Vibe Coding a Python Library

Written on February 27, 2026

face recognition

I was looking for a real use case to test out “vibe coding”. Although I have used Cursor for almost a year now, it was mostly in bits and pieces. I wanted to really test-drive the capability of all its aspects to build a fully working system. Today, I built and launched a fully-functioning Python repository - Cloudinary People using vibe coding!

What is the use case?

Cloudinary has launched a capability to identify people in uploaded images. An API was made available to handle 3 use cases:

  1. List all recognized persons in account
  2. Get a single person details
  3. Update a person

At this point, no SDK support is available since it is relatively new. So I wanted to take Cursor out for a test-drive and build an SDK for these endpoints.

How did I do it?

Step 1: Generate the basic code

I used Cursor, alternating between the Plan and Build modes. Just to give a glimpse, I started with this initial prompt:

I would like to build a full Python SDK for the Cloudinary people search feature. The documentation for this feature is available here: In this SDK, user will support their API Key, API Secret and Cloud Name parameters. 

Users will need to use the following features:

1. List recognized people (https://cloudinary.github.io/api-schemas/index.html?schema=api&viewer=stoplight#/operations/listPeople )

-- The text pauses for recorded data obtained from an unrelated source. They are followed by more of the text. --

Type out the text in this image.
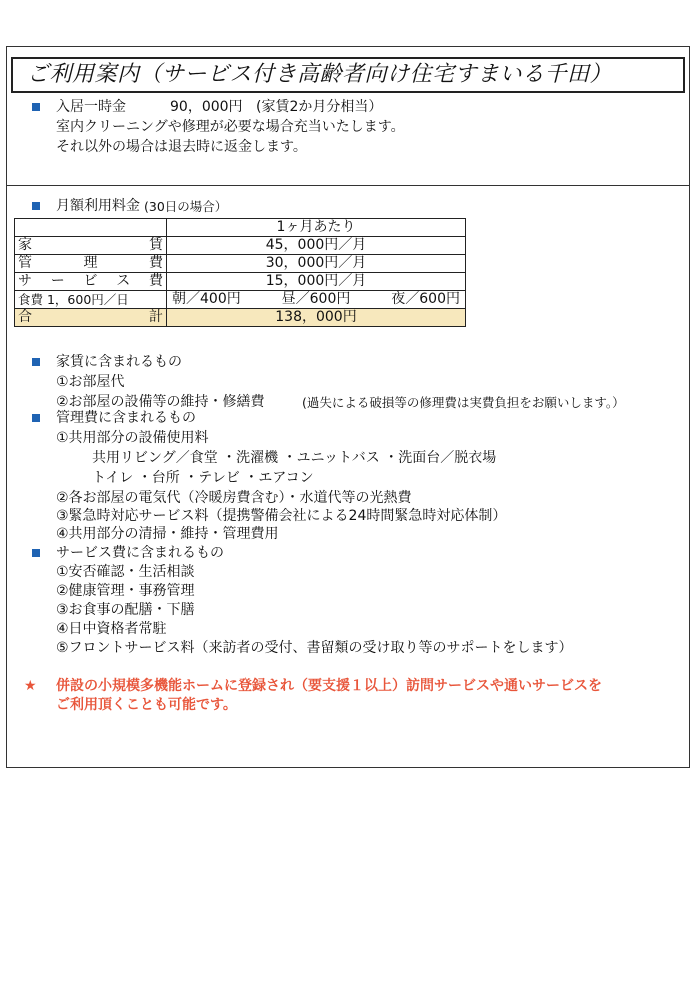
ご利用案内（サービス付き高齢者向け住宅すまいる千田）
入居一時金	90，000円 (家賃2か月分相当）
室内クリーニングや修理が必要な場合充当いたします。
それ以外の場合は退去時に返金します。
月額利用料金 (30日の場合）
	1ヶ月あたり
家賃	45，000円／月
管理費	30，000円／月
サービス費	15，000円／月
食費 1，600円／日	朝／400円 昼／600円 夜／600円

合計	138，000円
家賃に含まれるもの
①お部屋代
②お部屋の設備等の維持・修繕費	(過失による破損等の修理費は実費負担をお願いします。）
管理費に含まれるもの
①共用部分の設備使用料
共用リビング／食堂 ・洗濯機 ・ユニットバス ・洗面台／脱衣場
トイレ ・台所 ・テレビ ・エアコン
②各お部屋の電気代（冷暖房費含む）・水道代等の光熱費
③緊急時対応サービス料（提携警備会社による24時間緊急時対応体制）
④共用部分の清掃・維持・管理費用
サービス費に含まれるもの
①安否確認・生活相談
②健康管理・事務管理
③お食事の配膳・下膳
④日中資格者常駐
⑤フロントサービス料（来訪者の受付、書留類の受け取り等のサポートをします）
★ 併設の小規模多機能ホームに登録され（要支援１以上）訪問サービスや通いサービスを
ご利用頂くことも可能です。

2. Get person details (https://cloudinary.github.io/api-schemas/index.html?schema=api&viewer=stoplight#/operations/getPerson )

3. Update a person (https://cloudinary.github.io/api-schemas/index.html?schema=api&viewer=stoplight#/operations/updatePerson )

For this SKD, I'd like to use pydantic for type checking. Provide a "verbose" option to print debug information where necessary.

Add self-documentation as well. If needed, I may use this SDK as a foundation to develop a CLI. For now, don't worry about CLI.

Can you plan this project?

This step created a detailed step-by-step plan for the project. I then asked Cursor to create the code.

Step 2: Review the code

Once this code was ready, I wanted to ensure code quality. So I started a new agent and asked it to review the code.

@cloudinary_people_sdk_910195c7.plan.md (1-71) Take a look at the project specs and the code created. Analyze the code from the perspective of a Senior or Principal Software Engineer. Identify  potential issues in logic or problems with maintainability. Suggest changes that can make this code be better.

Cursor gave a whole set of recommendations in a separate markdown file. It identified 3 critical issues, about 5 maintainability issues and a few other issues related to tests and packaging.

I asked Cursor to implement all the recommendations.

I followed it up with some minor changes. I wanted the code to support a specific mechanism of authentication that Cloudinary SDKs use. It was able to incorporate it easily.

Step 3: Package and publish

At this stage, I was confident of the code, but I wanted one more peer review. So I asked Cursor to do another round of checks, again starting in Plan mode followed by Build mode.

I would like to publish this repository to pypi. Before doing this, I'd like you to run a security audit. 

1. is this code safe to publish?
2. are there any dependencies having security vulnerabilities? if so, how can I work-around them?
3. From a code documentation and README perspective, is this reasonably complete? 

Basically, I want a peer review before I publish.

It identified the following:

  • Medium: CVE-2024-35195 in requests < 2.32.0 - a security issue
  • Bug 1: verbose=True parameter does not exist - a bug
  • No LICENSE file

and a few more minor things.

After fixing this, I was all set.

Step 4: Publish

To test out my confidence 😄, I switched to Cursor’s agent CLI. I asked it to package and publish my repo to pypi.

It first published the code to pypi test and asked me to verify. Only after I confirmed, it went ahead and published to pypi.

Step 5: Generate a hero image

The last step was to make it attractive. For this, I used Gemini. I simply provided my github URL to the LLM and asked it to create a hero image.

I would like to create a hero image for my python project at https://pypi.org/project/cloudinary-people/. Can you generate a prompt that would be suitable for this project? I plan to use Gemini/Nano-Banana to create the image.

After some trials, it generated an image that worked for me!

Conclusion

Vibe-coding is real! If you know the system that you want to build and have clarity in mind, the tools are simply amazing. I developed the entire library + hero image in about 4 hours! This would have normally taken weeks of effort since this is not my day job.

Vibe-coding is a strong enabler for developers. If we know what we want, getting the agent to do it on our behalf is liberating. That said, if I ever need to deep-troubleshoot this library, I’ll be hesitant. I did not “code” each line, so my ability to support it will be limited!

Are you seeing something similar in your world? Do share your thoughts!